Iv now moved onto using fk425 and find it looks very glossy and seems to repel dust much better but car looks whiter.Again not sure if its my imagination lol.


----------



## josadler (Jul 14, 2010)

deeman72 said:


> is this oil type based or acrylic?


Finish Kare #425 Ultra Slick Poly Wipe Spray Detailer - Anti Static contains Polymer Resins with lubricity, anti-corrosive agents, UV inhibitors and patented anti-static agents that gently remove fingerprints, smudges, and other light contaminates while creating a winning show car finish with lasting protection and reduced dust attraction.
Leaves the finish so slick that it eliminates the need for constant washing.
Excellent for use on paint, glass, chrome, gel coat, fiberglass and plexiglass.

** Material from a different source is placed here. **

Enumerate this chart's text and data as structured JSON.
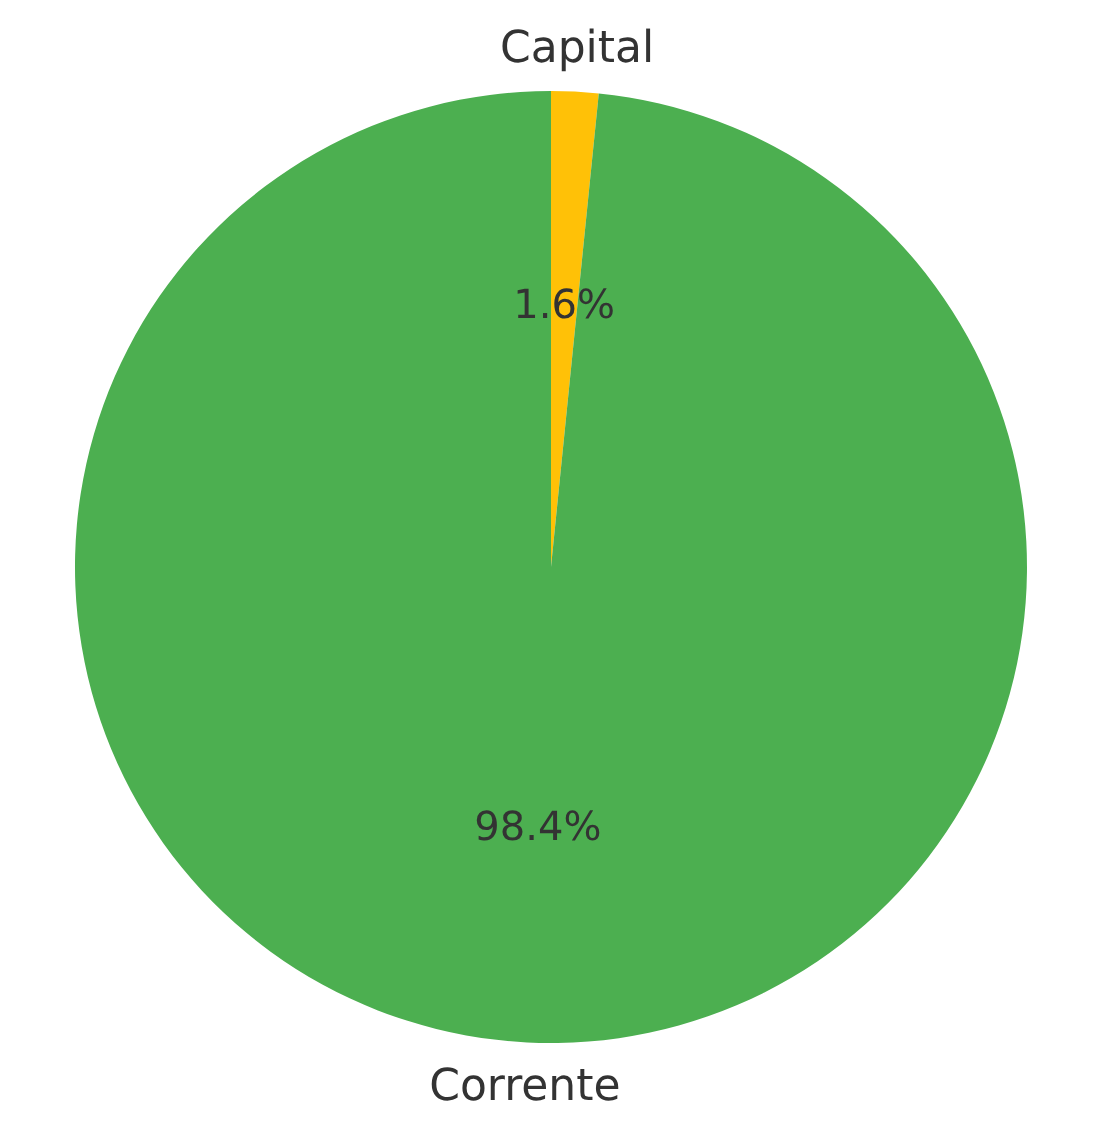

I use it mainly on bright metallic colors.
I'am sure Vic's QD is maybee better in terms of wetness, but FK425 is a rather cheap product for the results You get.


----------



## organisys (Jan 3, 2012)

Dj.xray said:


> i use a few different lsp's but at the moment af.toughcoat.


Try Prima hydro or carpro reload.


----------



## MilesBetter (Aug 9, 2010)

My favourites are ONR knocked up as a QD with a dash of OID in it (a splash of OCW in the solution I found also worked well when I used with Optiseal as the LSP) Alternatively Carpro Reload is also another favourite when diluted down to make a QD.


----------